I do well enough here with my small Staff who are v. attentive and a man from the village who looks after the dogs, Samson cannot abide the Dr. Young Chas will remember him.
Regards to yr Wife also to my other Nephew and Wife – the little girl must be well grown by now, a strange little thing, but like enough the Boy to be called Handsome.
Yr affec Aunt,
Harriet Boyd.
Post Scriptum – The Times continues flimsy so that I cannot believe Yr. Representations were sufficiently decided.
Post Post Scriptum. I have purchased an excellent Tombstone locally.
I read through the letter once, then clean through again, more slowly, and I think my mouth must have been wide open all the time. Then I gaped up at my cousin. He was leaning back against the pillar, head back, eyes narrowed under the long lashes, watching me.
‘Well?’
‘But Charles … when did she – is it dated? There’s a squiggle at the top but I can’t read it.’
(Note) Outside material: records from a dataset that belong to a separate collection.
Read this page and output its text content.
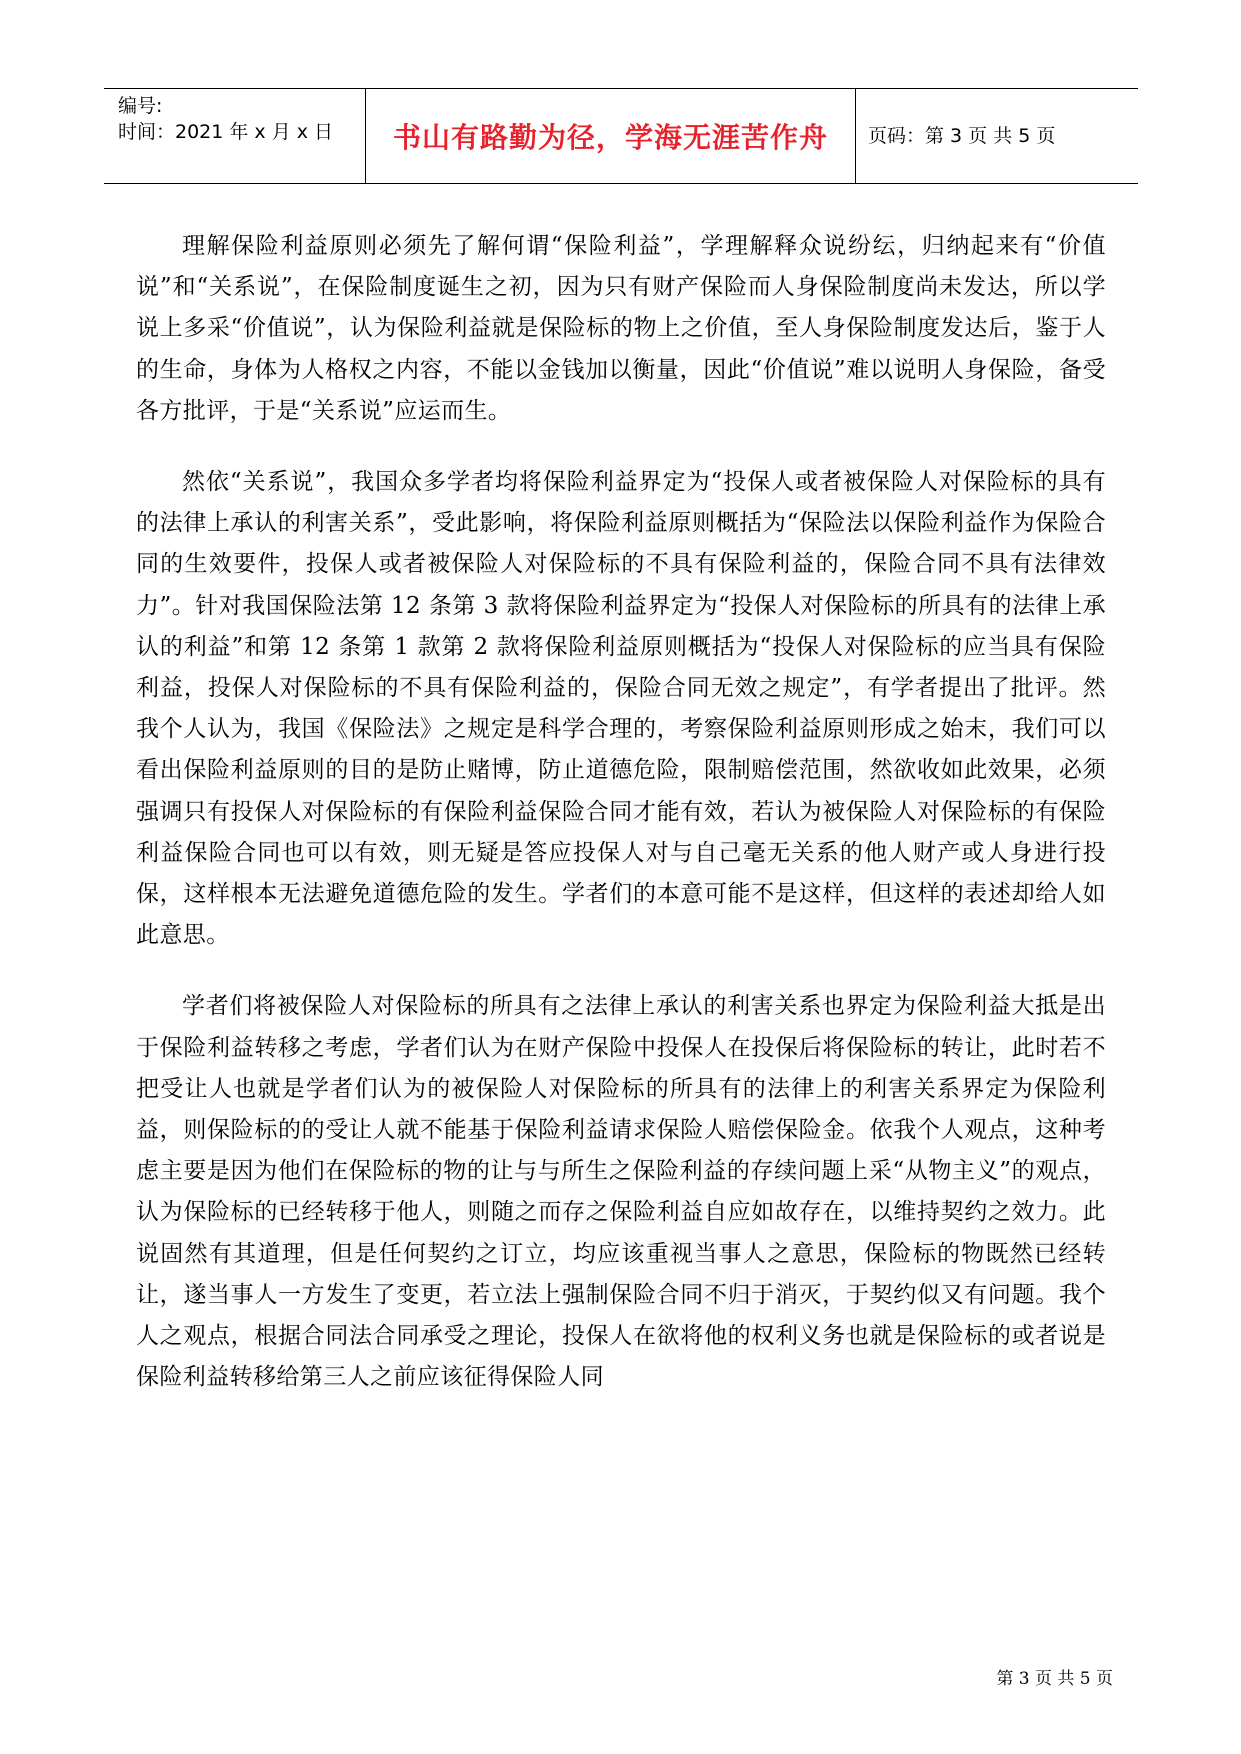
编号:
时间：2021 年 x 月 x 日 书山有路勤为径，学海无涯苦作舟 页码：第 3 页 共 5 页

理解保险利益原则必须先了解何谓“保险利益”，学理解释众说纷纭，归纳起来有“价值说”和“关系说”，在保险制度诞生之初，因为只有财产保险而人身保险制度尚未发达，所以学说上多采“价值说”，认为保险利益就是保险标的物上之价值，至人身保险制度发达后，鉴于人的生命，身体为人格权之内容，不能以金钱加以衡量，因此“价值说”难以说明人身保险，备受各方批评，于是“关系说”应运而生。

然依“关系说”，我国众多学者均将保险利益界定为“投保人或者被保险人对保险标的具有的法律上承认的利害关系”，受此影响，将保险利益原则概括为“保险法以保险利益作为保险合同的生效要件，投保人或者被保险人对保险标的不具有保险利益的，保险合同不具有法律效力”。针对我国保险法第 12 条第 3 款将保险利益界定为“投保人对保险标的所具有的法律上承认的利益”和第 12 条第 1 款第 2 款将保险利益原则概括为“投保人对保险标的应当具有保险利益，投保人对保险标的不具有保险利益的，保险合同无效之规定”，有学者提出了批评。然我个人认为，我国《保险法》之规定是科学合理的，考察保险利益原则形成之始末，我们可以看出保险利益原则的目的是防止赌博，防止道德危险，限制赔偿范围，然欲收如此效果，必须强调只有投保人对保险标的有保险利益保险合同才能有效，若认为被保险人对保险标的有保险利益保险合同也可以有效，则无疑是答应投保人对与自己毫无关系的他人财产或人身进行投保，这样根本无法避免道德危险的发生。学者们的本意可能不是这样，但这样的表述却给人如此意思。

学者们将被保险人对保险标的所具有之法律上承认的利害关系也界定为保险利益大抵是出于保险利益转移之考虑，学者们认为在财产保险中投保人在投保后将保险标的转让，此时若不把受让人也就是学者们认为的被保险人对保险标的所具有的法律上的利害关系界定为保险利益，则保险标的的受让人就不能基于保险利益请求保险人赔偿保险金。依我个人观点，这种考虑主要是因为他们在保险标的物的让与与所生之保险利益的存续问题上采“从物主义”的观点，认为保险标的已经转移于他人，则随之而存之保险利益自应如故存在，以维持契约之效力。此说固然有其道理，但是任何契约之订立，均应该重视当事人之意思，保险标的物既然已经转让，遂当事人一方发生了变更，若立法上强制保险合同不归于消灭，于契约似又有问题。我个人之观点，根据合同法合同承受之理论，投保人在欲将他的权利义务也就是保险标的或者说是保险利益转移给第三人之前应该征得保险人同

第 3 页 共 5 页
‘Arabic,’ he said shortly. ‘Written in February. From the postmark it looks as if she didn’t get it mailed straight off, and she didn’t send it airmail, so it took nearly three weeks on the way. But that’s not the point. It was certainly written after Christmas’s Last Will and Testament. Would you or would you not say that was an open invitation?’
‘I certainly would. Two months ago? Well, obviously something’s happened to make her change her mind.’
‘John Lethman?’
‘D’you think that’s possible?’ I asked.
‘Not having seen the ménage, I wouldn’t know. What’s he like?’
‘Tallish and rather thin, and slouches a bit. Light eyes—’
‘My dear girl, I’m reasonably indifferent to him physically. Would you say he was honest?’